Voilà
tout juste un an, le 26 août 2013, Claudio Abbado, qui s’est éteint le 20
janvier 2014 (voir http://brunoserrou.blogspot.fr/2014/01/claudio-abbado-le-plus-grand-chef.html),
dirigeait son ultime concert public au Festival de Lucerne dont il était l’hôte
privilégié depuis qu’il avait refondé en 2003 l’Orchestre du Festival de Lucerne
fondé en 1938 par son compatriote Arturo Toscanini. Dans le grand Konzerthaus
de Lucerne archi-comble, DG avait été bien inspiré en plantant ses micros. Car
le document qui en résulte a la portée d’un témoignage de haute spiritualité
émanant d’un artiste hors du commun qui se savait condamné à plus ou moins brève
échéance, le long et sublime Adagio en
mi majeur sur lequel se termine l’œuvre publiée ici mais qui n’était pas censé conclure
la création de Bruckner, qui laissa son ultime symphonie inachevée, la camarde
trop pressée n’ayant pas donné le temps au compositeur autrichien d’aller jusqu’au
terme de son projet…
Claudio Abbado (1933-2014) applaudi par le public du Festival de Lucerne. Photo : DR
Ce
dernier programme concocté par Claudio Abbado pour le Festival de Lucerne 2013 donné
entre les 21 et 26 août comprenait deux symphonies inachevées d’autant de
maîtres autrichiens situés aux pôles de l’ère romantique, la Huitième (1822) de Franz Schubert (1797-1828)

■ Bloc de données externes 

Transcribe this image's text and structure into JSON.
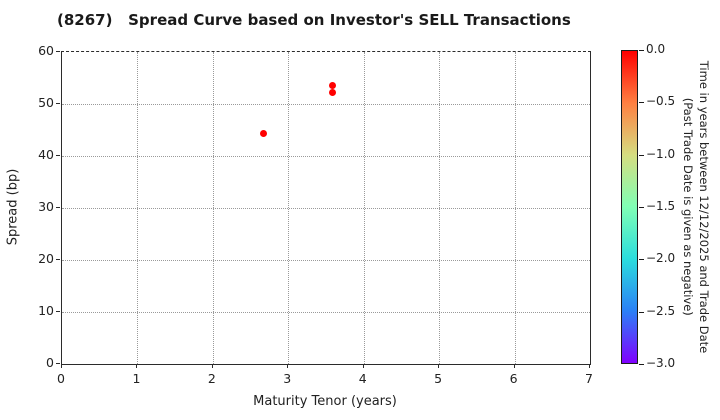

et cette Neuvième (1887-1896) d’Anton
Bruckner (1824-1896). Ce disque présente la synthèse des prises réalisées par
DG au cours de cette série de concerts, du 21 au 26 août 2013, et rend incroyablement
compte du climat si particulier dans lequel elle s’est déroulée, marquant sans
doute à jamais ceux qui ont eu l’honneur d’y assister et qui ont très
longuement applaudi le chef à la fin de chaque exécution de ce programme. Cette
Symphonie n° 9 en ré mineur A. 124 d’Anton
Bruckner n’a rien à voir en effet avec l’atmosphère des autres concerts d’Abbado
à Lucerne, à l’exception de celui de sa Symphonie
n° 9 en ré majeur de Gustav Mahler (CD DG), et moins encore avec ses précédents
enregistrements Bruckner à Vienne. Là où il s’était montré impétueux, voire un
rien emphatique à la tête du Philharmonique de Vienne en 1996 (CD DG), le chef
italien s’avère cette fois infiniment plus engagé et beaucoup plus souple, le discours
se faisant infiniment élastique, ce qui offre à l’œuvre entière tout l’espace
qui lui est nécessaire grâce à des tempos exceptionnellement lents qui
sollicitent de façon inouïe la virtuosité des musiciens de l’Orchestre du
Festival de Lucerne, Abbado célébrant avec une profondeur hallucinante les célestes
beautés des thèmes et de l’écriture cuivrée et brûlante (bois et cordes somptueux)
de Bruckner, les textures se faisant plus lumineuses et fluides que jamais tout
en gardant une transparence surnaturelle, chaque pupitre sonnant dans toute
leur magnificence. Ce qui transcende l’univers sonore propre aux symphonies de
Bruckner réputé lourd voire opaque, tandis que le message paradisiaque de cette
symphonie, que son auteur a dédiée « au
bon Dieu » avec un immense Adagio,
qui, selon l’autographe de la partition, est un « Adieu à la vie », suspend le temps et l’espace, qui
tendent vers l’infini, formant un saisissant contraste avec le Scherzo qui le précède aux élans à la
fois ironiques et macabres qui donnent à l’ultime vision d’Abbado un tour terriblement
désespéré. Un disque pour l’Eternité.
Bruno Serrou
1 CD DG 479 3441 (Universal Classics)
Comme une symphonie, merci pour le partage!